# Armagh Georgian Day Christmas Light Show



## DrPinto (Dec 7, 2011)

Now if I can just figure out how to do this with my 12 Altman 360's, 12 Altman 65Q's, and Kodak carousel slide projector...


Armagh Georgian Day Christmas light HD show - YouTube


----------



## esmphoto (Dec 7, 2011)

oh wow!
cool, gets real interesting about 1:30 in to it


----------



## djyojoe (Dec 7, 2011)

They did a great job with that show! I wouldn't mind seeing it in person.


----------



## Morte615 (Dec 8, 2011)

Good Luck! I know these types of shows are done using a media server (Green Hippo is one type) and VERY expensive projectors.

I am sure you can get a similar effect with smaller more inexpensive equipment but to get the mapping done correctly you need some serious horse power behind it. Somewhere or other I read a post (not sure if on here or somewhere else) that described how Disney does Cinderella Castle. Of course they use all top of the line systems but there are different systems out there that use the same basic principles.

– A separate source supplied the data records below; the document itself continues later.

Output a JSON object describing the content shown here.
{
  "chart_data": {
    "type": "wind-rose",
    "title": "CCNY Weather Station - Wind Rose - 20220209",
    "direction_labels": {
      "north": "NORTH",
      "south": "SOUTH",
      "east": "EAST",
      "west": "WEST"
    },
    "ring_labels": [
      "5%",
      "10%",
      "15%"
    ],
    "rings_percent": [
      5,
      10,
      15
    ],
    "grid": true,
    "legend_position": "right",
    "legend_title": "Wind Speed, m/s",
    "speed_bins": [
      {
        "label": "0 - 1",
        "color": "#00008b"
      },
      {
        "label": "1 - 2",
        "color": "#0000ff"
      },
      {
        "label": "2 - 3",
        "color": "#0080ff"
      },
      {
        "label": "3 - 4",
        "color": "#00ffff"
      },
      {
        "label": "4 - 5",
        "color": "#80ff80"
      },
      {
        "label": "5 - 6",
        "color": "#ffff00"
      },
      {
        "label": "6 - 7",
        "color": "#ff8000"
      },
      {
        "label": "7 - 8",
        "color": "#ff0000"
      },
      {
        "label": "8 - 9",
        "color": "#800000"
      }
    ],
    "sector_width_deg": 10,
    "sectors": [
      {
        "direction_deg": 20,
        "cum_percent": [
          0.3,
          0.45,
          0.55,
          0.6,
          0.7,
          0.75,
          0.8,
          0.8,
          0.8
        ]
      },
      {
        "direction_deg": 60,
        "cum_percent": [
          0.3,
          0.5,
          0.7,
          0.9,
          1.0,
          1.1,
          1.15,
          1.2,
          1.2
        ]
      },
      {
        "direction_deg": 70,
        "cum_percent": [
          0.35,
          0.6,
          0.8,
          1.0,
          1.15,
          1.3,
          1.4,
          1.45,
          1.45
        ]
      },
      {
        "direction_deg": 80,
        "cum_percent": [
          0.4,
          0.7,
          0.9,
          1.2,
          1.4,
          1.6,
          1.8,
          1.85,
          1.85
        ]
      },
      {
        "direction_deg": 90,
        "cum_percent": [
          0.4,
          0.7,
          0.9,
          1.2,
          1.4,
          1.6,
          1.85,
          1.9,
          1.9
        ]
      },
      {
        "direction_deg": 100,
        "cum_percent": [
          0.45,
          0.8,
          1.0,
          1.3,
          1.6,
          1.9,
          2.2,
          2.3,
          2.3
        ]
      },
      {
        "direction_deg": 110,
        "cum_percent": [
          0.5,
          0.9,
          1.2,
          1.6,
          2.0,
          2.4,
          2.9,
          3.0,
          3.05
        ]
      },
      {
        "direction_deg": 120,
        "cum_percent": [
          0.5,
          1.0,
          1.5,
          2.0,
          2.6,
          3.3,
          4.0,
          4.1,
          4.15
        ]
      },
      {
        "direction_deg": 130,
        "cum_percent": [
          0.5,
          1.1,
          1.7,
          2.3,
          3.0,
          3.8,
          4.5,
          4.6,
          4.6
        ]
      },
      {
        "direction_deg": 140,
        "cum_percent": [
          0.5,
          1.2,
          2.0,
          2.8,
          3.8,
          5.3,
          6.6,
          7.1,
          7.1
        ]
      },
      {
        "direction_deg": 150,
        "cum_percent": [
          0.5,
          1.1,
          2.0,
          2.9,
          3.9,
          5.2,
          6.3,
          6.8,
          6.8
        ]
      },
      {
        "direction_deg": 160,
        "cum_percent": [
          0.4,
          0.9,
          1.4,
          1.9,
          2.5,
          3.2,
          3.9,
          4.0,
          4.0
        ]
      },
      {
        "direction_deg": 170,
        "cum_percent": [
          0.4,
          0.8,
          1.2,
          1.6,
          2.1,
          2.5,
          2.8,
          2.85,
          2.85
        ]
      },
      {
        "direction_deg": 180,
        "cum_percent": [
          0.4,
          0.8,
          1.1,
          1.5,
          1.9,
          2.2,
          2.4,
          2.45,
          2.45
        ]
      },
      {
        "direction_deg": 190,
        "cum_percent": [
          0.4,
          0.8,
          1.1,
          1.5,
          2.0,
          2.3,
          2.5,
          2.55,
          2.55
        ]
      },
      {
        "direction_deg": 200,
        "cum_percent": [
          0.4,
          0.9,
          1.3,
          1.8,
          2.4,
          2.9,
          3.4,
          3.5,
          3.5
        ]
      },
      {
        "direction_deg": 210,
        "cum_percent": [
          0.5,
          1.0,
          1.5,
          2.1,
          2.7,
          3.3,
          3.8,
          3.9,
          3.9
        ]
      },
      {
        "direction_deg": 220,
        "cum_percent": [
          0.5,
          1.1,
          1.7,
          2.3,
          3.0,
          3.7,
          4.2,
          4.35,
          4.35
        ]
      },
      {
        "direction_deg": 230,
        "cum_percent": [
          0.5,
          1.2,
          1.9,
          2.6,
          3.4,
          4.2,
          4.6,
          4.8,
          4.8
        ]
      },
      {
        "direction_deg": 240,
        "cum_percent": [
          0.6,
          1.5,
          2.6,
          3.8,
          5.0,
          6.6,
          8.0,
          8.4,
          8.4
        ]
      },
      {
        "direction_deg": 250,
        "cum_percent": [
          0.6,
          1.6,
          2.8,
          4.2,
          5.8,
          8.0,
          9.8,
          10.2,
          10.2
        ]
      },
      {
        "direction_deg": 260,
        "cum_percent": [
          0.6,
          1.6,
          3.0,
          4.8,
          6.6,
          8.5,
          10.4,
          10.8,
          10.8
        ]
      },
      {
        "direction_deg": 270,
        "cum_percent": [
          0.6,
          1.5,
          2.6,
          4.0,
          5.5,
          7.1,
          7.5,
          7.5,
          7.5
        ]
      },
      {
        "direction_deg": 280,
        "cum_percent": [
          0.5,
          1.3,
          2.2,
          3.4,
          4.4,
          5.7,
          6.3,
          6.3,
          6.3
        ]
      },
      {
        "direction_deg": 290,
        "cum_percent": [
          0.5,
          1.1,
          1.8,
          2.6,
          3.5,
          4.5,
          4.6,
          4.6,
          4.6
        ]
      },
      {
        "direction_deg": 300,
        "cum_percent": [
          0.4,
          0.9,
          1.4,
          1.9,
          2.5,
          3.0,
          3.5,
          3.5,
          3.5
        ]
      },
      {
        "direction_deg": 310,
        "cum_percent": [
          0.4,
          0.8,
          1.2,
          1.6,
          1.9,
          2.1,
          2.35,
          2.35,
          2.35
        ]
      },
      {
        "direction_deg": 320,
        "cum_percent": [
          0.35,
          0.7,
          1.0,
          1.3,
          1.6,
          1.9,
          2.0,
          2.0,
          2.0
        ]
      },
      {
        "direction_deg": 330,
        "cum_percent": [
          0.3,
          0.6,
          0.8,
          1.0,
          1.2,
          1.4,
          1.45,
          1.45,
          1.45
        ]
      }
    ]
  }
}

If you can figure out how to do it on the cheap with readily available equipment I would love to steal...er know how you do it!


----------



## ruinexplorer (Dec 8, 2011)

Obviously, one of the most challenging parts of this design is content creation. The designer needs to know the dimensions of the building to be projected onto, the position of the projectors, and what kind of ambient light that you will be competing with (to know what kind of contrast levels you will be playing with). Then as stated, you will need the projectors with enough power to light the building realistically and the control of the content.


----------



## djyojoe (Dec 8, 2011)

I'm sure ruinexplorer has seen a show that I'm talking about.

At the Wynn Hotel & Casino in Vegas has a Lake Show very simular using video projection onto a head & while the head is moving into position. Check it out sometime if you go to Vegas. Below are a couple of You Tube links of the shows.

You Tube - Wynn Singing Head

You Tube - Wynn Lake of Dream


----------



## Kingcaffeine (Dec 16, 2011)

Morte615 said:


> Good Luck! I know these types of shows are done using a media server (Green Hippo is one type) and VERY expensive projectors.
> 
> I am sure you can get a similar effect with smaller more inexpensive equipment but to get the mapping done correctly you need some serious horse power behind it. Somewhere or other I read a post (not sure if on here or somewhere else) that described how Disney does Cinderella Castle. Of course they use all top of the line systems but there are different systems out there that use the same basic principles.
> 
> If you can figure out how to do it on the cheap with readily available equipment I would love to steal...er know how you do it!



You'd be surprised at what you can accomplish with not that much. A media server is not entirely necessary....this mapping in particular looks like a lot recently, where it's basically a big surface to project on to. As far as the 'mapping' part, a lot is done in the content already...but yeah- software makes life much easier, especially if there are odd-shaped, irregular planes. Madmapper is the weapon of choice for that. Projector-wise? I'm going to guess 18k or up on this one. Street rental price is about $3500/day for this league (prolly cheaper in Russia, tho) so it ain't cheap by a long shot. BTW- the Cinderella Castle is 4 climate controlled banks of 4 Christie 20k's each done off a Hippo. check HERE. Mapping buildings has come a long way in a short time.


----------